Before the House Budget Committee vote, Joyce A. Rogers, AARP’s Senior Vice President Government Affairs, urged that Medicare not be cut. She called for good changes such as “reducing prescription drugs costs, enhancing payment and delivery reforms, and addressing the widespread fraud, waste, and abuse in the program.”

According to Rogers, “The typical senior, with an annual income of approximately $26,000 and already spending one out of every six dollars on health care, counts on Social Security for the majority of their income, and on Medicare for access to affordable health coverage.”

Finally, Rogers notes that the Supplemental Nutrition Assistance Program (SNAP) plays vital role in providing nutritional assistance to millions of eligible, low-income individuals and families, many seniors. “In 2016, 8.7 million (over 40 percent of) SNAP households had at least one adult age 50 or older. Proposals to block grant the program, or expand work requirements, will make SNAP less responsive and accessible in times of need,” she says.

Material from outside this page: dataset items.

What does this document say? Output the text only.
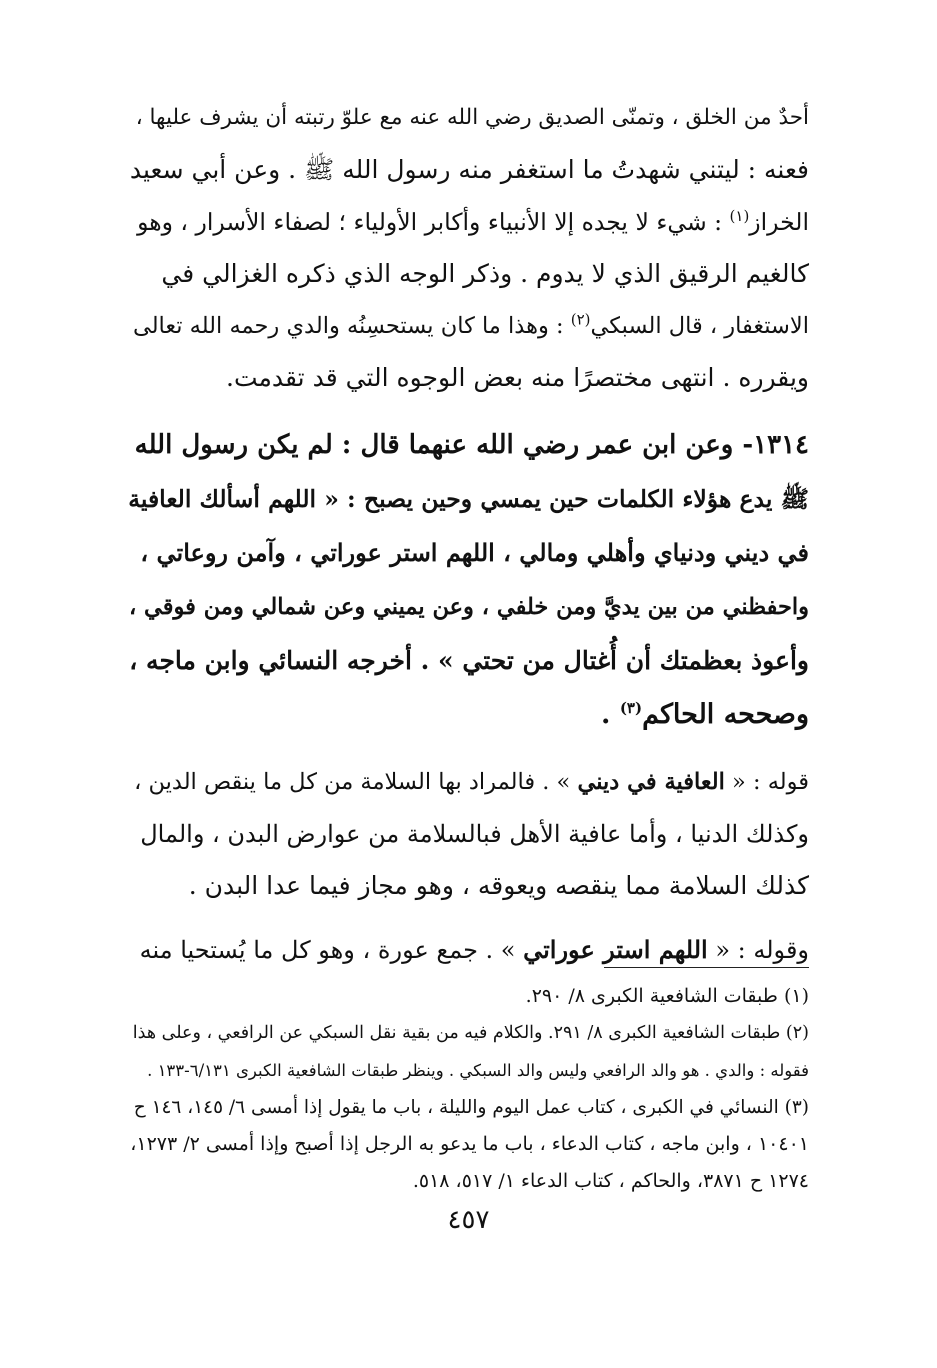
أحدٌ من الخلق ، وتمنّى الصديق رضي الله عنه مع علوّ رتبته أن يشرف عليها ،
فعنه : ليتني شهدتُ ما استغفر منه رسول الله ﷺ . وعن أبي سعيد
الخراز$^{(١)}$ : شيء لا يجده إلا الأنبياء وأكابر الأولياء ؛ لصفاء الأسرار ، وهو
كالغيم الرقيق الذي لا يدوم . وذكر الوجه الذي ذكره الغزالي في
الاستغفار ، قال السبكي$^{(٢)}$ : وهذا ما كان يستحسِنُه والدي رحمه الله تعالى
ويقرره . انتهى مختصرًا منه بعض الوجوه التي قد تقدمت.

١٣١٤- وعن ابن عمر رضي الله عنهما قال : لم يكن رسول الله
ﷺ يدع هؤلاء الكلمات حين يمسي وحين يصبح : « اللهم أسألك العافية
في ديني ودنياي وأهلي ومالي ، اللهم استر عوراتي ، وآمن روعاتي ،
واحفظني من بين يديَّ ومن خلفي ، وعن يميني وعن شمالي ومن فوقي ،
وأعوذ بعظمتك أن أُغتال من تحتي » . أخرجه النسائي وابن ماجه ،
وصححه الحاكم$^{(٣)}$ .

قوله : « العافية في ديني » . فالمراد بها السلامة من كل ما ينقص الدين ،
وكذلك الدنيا ، وأما عافية الأهل فبالسلامة من عوارض البدن ، والمال
كذلك السلامة مما ينقصه ويعوقه ، وهو مجاز فيما عدا البدن .

وقوله : « اللهم استر عوراتي » . جمع عورة ، وهو كل ما يُستحيا منه

(١) طبقات الشافعية الكبرى ٨/ ٢٩٠.
(٢) طبقات الشافعية الكبرى ٨/ ٢٩١. والكلام فيه من بقية نقل السبكي عن الرافعي ، وعلى هذا
فقوله : والدي . هو والد الرافعي وليس والد السبكي . وينظر طبقات الشافعية الكبرى ٦/١٣١-١٣٣ .
(٣) النسائي في الكبرى ، كتاب عمل اليوم والليلة ، باب ما يقول إذا أمسى ٦/ ١٤٥، ١٤٦ ح
١٠٤٠١ ، وابن ماجه ، كتاب الدعاء ، باب ما يدعو به الرجل إذا أصبح وإذا أمسى ٢/ ١٢٧٣،
١٢٧٤ ح ٣٨٧١، والحاكم ، كتاب الدعاء ١/ ٥١٧، ٥١٨.
٤٥٧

Educate Yourself About the Issues

With the upcoming Rhode Island primary on September 12, and midterm elections just 135 days, AARP Rhode Island State Director Kathleen Connell urges all registered Rhode Island voters to review candidates’ positions on the issues and go to the polls and cast your ballot. “The 2018 midterms will be among the most historic elections in a generation,” she said.

Nationwide, the balance of power in both houses of Congress, as well as in many state legislatures and governorships, could shift because of the results in the fall’s general elections, says Connell.

While the most common way to vote is for registered voters to go to their local polling place on Election Day, Connell said that many family caregivers and others who may have difficulty voting on that day may be eager to take advantage of other methods of casting a ballot.

“With all that unpaid family caregivers have on their plates each day, it can often be hard for them to get to the polls on Election Day,” said Connell. “If a caregivers’ loved one is voting, it can be even harder, especially if their loved one has mobility issues. When available, alternative methods of casting a ballot (a mail ballot) are essential to allowing our state’s family caregivers and others to participate in this important election.” To learn more about mail ballots, visit https://vote.sos.ri.gov/

To mobilize it’s 35 million members, AARP has launched “Be the Difference. Vote,” a campaign designed to maximize the political influence of over age 50 voters. The initiative seeks to get the largest possible turnout of older voters to the polls during the ongoing primaries and in the November general election. It will also put front and center issues like Medicare security and family caregiving, along with other topics of particular interest to older voters.